There seem to be four key elements of a useful predictive model:
1. The mathematics and algorithm
2. The theoretical assumptions
3. The input data
4. The software that implements the model.
Even if (1) is sufficiently correct, (2), (3) and (4) must also be correct. Climategate and reviews of Ferguson’s code throw (4) into serious doubt for their models. We can also doubt whether (2) and (3) are correct. For example, Ferguson predicted that Sweden would have a much higher number of Covid-19 deaths if they didn’t enact a lockdown rather than the restrictions they carried on with. Sweden’s deaths have stubbornly refused to match his prediction.
Going back nearly two decades we find Ferguson’s work was instrumental in the government’s response to the 2001 Foot and Mouth outbreak. The result was a mass slaughter of millions of cows and sheep, and the suicide of several farmers. Subsequent work by a Professor of Veterinary Epidemiology has claimed that Ferguson’s model was severely flawed. Ferguson himself acknowledged that he was working in real time with limited data. This is surely a reason to doubt the use of a model in that situation, even if we don’t know what would have happened if the modelling was ignored and a different approach to containing the disease been taken.
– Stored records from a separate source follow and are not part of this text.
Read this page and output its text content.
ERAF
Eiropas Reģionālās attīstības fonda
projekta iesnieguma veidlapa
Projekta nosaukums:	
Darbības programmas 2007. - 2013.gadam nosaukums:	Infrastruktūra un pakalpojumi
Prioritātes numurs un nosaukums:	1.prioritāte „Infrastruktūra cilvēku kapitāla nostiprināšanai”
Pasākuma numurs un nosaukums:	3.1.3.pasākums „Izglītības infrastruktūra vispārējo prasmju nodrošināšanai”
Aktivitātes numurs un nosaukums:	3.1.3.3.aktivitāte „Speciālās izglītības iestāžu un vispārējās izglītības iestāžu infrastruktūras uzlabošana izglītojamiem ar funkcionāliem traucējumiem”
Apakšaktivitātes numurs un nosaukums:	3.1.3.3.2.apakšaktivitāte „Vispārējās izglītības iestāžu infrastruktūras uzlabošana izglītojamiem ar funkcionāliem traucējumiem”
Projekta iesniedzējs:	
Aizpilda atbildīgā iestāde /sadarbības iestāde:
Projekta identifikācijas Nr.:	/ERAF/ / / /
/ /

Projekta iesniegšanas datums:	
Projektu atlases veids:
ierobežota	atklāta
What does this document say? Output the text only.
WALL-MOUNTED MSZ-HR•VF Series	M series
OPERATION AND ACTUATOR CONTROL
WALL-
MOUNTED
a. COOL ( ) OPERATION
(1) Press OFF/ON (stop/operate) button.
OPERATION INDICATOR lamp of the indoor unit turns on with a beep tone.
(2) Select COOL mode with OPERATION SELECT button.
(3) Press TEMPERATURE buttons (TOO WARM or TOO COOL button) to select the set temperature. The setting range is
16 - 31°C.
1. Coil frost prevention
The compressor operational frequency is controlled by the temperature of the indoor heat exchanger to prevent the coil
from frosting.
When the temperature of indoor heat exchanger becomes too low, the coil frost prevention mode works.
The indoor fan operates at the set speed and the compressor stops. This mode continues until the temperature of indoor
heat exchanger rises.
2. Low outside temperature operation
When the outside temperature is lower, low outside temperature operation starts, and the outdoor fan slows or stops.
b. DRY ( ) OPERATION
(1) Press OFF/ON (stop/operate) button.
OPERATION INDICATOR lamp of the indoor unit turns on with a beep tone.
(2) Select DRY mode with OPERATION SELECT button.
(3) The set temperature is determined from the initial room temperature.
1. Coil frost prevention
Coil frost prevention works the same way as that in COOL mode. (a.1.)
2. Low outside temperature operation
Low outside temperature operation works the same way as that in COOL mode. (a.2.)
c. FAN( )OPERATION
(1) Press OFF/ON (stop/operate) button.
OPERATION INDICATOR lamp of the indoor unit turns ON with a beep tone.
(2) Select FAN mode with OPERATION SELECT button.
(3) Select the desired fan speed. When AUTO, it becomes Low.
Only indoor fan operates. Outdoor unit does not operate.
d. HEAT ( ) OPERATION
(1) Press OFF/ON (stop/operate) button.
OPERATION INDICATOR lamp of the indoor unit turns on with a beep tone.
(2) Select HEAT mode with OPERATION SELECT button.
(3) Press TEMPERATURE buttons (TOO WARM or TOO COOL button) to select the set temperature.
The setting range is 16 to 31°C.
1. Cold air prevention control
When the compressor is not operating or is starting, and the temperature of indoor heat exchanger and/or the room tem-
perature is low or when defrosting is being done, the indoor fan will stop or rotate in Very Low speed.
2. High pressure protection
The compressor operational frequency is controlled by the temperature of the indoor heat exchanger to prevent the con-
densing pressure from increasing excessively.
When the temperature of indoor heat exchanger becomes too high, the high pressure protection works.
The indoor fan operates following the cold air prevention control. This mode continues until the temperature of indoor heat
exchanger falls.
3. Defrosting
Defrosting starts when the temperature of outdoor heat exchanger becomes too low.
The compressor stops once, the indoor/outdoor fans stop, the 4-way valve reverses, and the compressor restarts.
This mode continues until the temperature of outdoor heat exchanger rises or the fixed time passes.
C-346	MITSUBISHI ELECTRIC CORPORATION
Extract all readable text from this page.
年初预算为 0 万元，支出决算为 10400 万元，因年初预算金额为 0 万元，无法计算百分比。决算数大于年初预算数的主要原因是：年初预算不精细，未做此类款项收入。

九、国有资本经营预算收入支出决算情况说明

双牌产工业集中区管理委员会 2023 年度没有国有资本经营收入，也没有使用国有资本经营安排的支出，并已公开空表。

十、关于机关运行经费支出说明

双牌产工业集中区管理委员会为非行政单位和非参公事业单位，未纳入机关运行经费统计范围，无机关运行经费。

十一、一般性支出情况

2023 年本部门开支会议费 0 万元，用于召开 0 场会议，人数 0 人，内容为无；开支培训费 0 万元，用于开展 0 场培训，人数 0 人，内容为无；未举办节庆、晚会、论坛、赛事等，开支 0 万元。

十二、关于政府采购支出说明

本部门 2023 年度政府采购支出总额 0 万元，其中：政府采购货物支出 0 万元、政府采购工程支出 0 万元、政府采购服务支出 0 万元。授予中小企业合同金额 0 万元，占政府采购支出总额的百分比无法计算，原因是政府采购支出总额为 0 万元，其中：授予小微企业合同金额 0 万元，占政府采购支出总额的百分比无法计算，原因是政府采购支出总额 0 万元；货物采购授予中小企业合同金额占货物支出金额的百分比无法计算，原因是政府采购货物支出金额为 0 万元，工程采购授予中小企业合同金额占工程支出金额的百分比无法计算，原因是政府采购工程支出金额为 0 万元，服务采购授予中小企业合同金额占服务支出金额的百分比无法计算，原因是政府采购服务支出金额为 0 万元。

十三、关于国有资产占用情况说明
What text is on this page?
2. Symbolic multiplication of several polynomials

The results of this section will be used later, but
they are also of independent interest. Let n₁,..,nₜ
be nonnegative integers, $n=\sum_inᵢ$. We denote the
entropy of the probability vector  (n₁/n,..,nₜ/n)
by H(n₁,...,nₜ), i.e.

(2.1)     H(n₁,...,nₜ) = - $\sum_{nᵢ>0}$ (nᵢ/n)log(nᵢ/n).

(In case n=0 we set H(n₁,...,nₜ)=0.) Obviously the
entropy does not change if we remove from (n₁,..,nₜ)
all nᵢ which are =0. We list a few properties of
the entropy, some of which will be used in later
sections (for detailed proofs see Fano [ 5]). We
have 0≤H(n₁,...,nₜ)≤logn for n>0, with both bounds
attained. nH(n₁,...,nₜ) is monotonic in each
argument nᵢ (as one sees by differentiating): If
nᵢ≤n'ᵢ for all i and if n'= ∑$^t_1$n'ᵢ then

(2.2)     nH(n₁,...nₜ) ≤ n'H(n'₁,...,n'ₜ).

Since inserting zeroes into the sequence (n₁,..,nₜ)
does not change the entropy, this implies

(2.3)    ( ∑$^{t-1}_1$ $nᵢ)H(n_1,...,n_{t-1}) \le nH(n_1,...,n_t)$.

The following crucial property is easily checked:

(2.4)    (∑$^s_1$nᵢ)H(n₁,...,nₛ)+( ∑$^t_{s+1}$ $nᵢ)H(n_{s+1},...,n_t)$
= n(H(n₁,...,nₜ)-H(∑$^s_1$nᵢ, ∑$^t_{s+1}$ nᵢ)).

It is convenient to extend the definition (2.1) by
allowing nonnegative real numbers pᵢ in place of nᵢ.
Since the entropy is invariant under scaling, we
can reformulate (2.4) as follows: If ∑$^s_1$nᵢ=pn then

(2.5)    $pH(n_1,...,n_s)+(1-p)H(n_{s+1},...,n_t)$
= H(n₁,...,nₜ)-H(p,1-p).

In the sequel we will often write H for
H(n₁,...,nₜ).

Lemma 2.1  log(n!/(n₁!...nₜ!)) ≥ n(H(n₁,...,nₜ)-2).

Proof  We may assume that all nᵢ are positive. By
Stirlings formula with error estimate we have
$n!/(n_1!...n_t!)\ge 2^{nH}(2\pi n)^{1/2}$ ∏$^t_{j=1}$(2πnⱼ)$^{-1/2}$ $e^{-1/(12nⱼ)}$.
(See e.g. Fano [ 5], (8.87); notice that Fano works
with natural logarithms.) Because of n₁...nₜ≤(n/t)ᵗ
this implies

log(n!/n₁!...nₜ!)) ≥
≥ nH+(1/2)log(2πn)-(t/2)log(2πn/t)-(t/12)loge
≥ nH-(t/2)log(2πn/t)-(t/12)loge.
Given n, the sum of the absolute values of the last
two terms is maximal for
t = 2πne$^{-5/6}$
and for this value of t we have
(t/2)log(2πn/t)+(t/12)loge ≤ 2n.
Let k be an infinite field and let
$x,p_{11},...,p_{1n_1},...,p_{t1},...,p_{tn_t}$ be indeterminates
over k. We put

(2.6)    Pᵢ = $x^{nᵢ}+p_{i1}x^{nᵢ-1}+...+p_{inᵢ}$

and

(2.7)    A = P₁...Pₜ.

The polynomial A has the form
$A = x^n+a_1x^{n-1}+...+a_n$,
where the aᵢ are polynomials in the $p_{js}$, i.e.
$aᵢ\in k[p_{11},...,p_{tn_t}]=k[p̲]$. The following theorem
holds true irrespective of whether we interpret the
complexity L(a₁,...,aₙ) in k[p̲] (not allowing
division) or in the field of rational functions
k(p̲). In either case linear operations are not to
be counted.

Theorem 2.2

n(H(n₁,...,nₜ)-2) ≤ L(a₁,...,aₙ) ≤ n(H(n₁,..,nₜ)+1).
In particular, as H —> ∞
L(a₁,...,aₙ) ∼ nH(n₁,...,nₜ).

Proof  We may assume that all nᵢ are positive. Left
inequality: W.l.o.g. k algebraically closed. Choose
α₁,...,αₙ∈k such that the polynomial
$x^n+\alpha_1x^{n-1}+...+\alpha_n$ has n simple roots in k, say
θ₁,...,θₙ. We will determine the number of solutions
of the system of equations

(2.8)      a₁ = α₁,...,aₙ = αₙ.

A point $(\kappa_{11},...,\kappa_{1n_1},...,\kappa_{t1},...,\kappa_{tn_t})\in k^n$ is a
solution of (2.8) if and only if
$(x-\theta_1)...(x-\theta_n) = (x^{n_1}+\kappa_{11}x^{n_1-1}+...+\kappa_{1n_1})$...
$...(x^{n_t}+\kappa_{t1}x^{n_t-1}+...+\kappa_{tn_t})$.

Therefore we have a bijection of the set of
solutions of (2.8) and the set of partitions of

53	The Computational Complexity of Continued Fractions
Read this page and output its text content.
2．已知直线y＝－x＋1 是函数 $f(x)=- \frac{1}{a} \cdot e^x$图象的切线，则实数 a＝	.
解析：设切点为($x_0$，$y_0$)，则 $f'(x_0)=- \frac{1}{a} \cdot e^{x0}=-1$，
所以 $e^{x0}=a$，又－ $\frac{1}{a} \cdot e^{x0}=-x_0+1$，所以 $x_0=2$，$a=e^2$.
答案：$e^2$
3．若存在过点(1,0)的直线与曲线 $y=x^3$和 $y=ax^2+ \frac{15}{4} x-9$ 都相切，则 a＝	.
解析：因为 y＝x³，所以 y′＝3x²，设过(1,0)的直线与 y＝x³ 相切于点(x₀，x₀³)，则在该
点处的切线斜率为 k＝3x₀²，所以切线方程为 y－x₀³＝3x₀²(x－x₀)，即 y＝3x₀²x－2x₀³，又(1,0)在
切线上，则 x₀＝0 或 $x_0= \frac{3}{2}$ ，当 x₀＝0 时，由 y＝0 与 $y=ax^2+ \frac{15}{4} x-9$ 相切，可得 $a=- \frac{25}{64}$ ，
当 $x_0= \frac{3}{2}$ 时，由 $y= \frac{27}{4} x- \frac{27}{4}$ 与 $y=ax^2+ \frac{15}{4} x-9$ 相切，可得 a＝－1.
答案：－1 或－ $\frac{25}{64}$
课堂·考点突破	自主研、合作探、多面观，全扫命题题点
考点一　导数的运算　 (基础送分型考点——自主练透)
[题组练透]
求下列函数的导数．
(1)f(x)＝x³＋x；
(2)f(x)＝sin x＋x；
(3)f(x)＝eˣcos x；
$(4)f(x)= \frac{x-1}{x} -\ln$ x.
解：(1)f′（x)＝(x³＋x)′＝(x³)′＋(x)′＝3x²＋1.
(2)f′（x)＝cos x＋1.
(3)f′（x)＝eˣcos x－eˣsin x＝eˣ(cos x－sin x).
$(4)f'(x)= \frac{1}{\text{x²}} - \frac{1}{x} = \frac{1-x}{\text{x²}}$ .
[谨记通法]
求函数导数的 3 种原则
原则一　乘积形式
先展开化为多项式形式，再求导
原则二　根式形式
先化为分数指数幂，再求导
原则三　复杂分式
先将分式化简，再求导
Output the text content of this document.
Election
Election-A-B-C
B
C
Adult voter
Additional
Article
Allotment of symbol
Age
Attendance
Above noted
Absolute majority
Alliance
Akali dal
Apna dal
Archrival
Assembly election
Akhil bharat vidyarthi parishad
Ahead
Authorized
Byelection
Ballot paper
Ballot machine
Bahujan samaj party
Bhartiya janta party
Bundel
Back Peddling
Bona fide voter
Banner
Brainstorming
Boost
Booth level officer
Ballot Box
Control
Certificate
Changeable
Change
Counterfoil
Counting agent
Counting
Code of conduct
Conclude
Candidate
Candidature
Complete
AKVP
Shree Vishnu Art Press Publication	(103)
Whenever the output of models have been used in public policy making, all those involved should be held accountable. We need to consider whether potentially bad predictions are better than no prediction, especially since several models have, unfortunately, become inextricably linked with political and moral worldviews.
A rewritten version of Ferguson’s pandemic model was recently made available, but at the time of writing this the original code has still not been disclosed. Several reviews of the code have been written by experienced software engineers who have identified problems in it. One of those reviews was picked up by the Telegraph newspaper who reported this response from Imperial College:
The UK Government has never relied on a single disease model to inform decision-making. As has been repeatedly stated, decision-making around lockdown was based on a consensus view of the scientific evidence, including several modelling studies by different academic groups.
Multiple groups using different models concluded that the pandemic would overwhelm the NHS and cause unacceptably high mortality in the absence of extreme social distancing measures. Within the Imperial research team we use several models of differing levels of complexity, all of which produce consistent results. We are working with a number of legitimate academic groups and technology companies to develop, test and further document the simulation code referred to. However, we reject the partisan reviews of a few clearly ideologically motivated commentators.
Epidemiology is not a branch of computer science and the conclusions around lockdown rely not on any mathematical model but on the scientific consensus that COVID-19 is a highly transmissible virus with an infection fatality ratio exceeding 0.5pc in the UK
More details can be found towards the end of this piece at Lockdown Sceptics.
It’s revealing that Imperial’s response doesn’t address the specific criticisms of the code except to handwave them away by a comment that epidemiology is not a branch of computer science. However, their pandemic model is implemented as a computer program and can therefore be examined for bugs by any suitably experienced programmer. As a defence it’s as fatuous as saying that construction principles don’t apply when building a hospital.
Besides, if they’re now claiming that the pandemic model didn’t have any input to the decision to lockdown, then why did the SAGE report reference their model?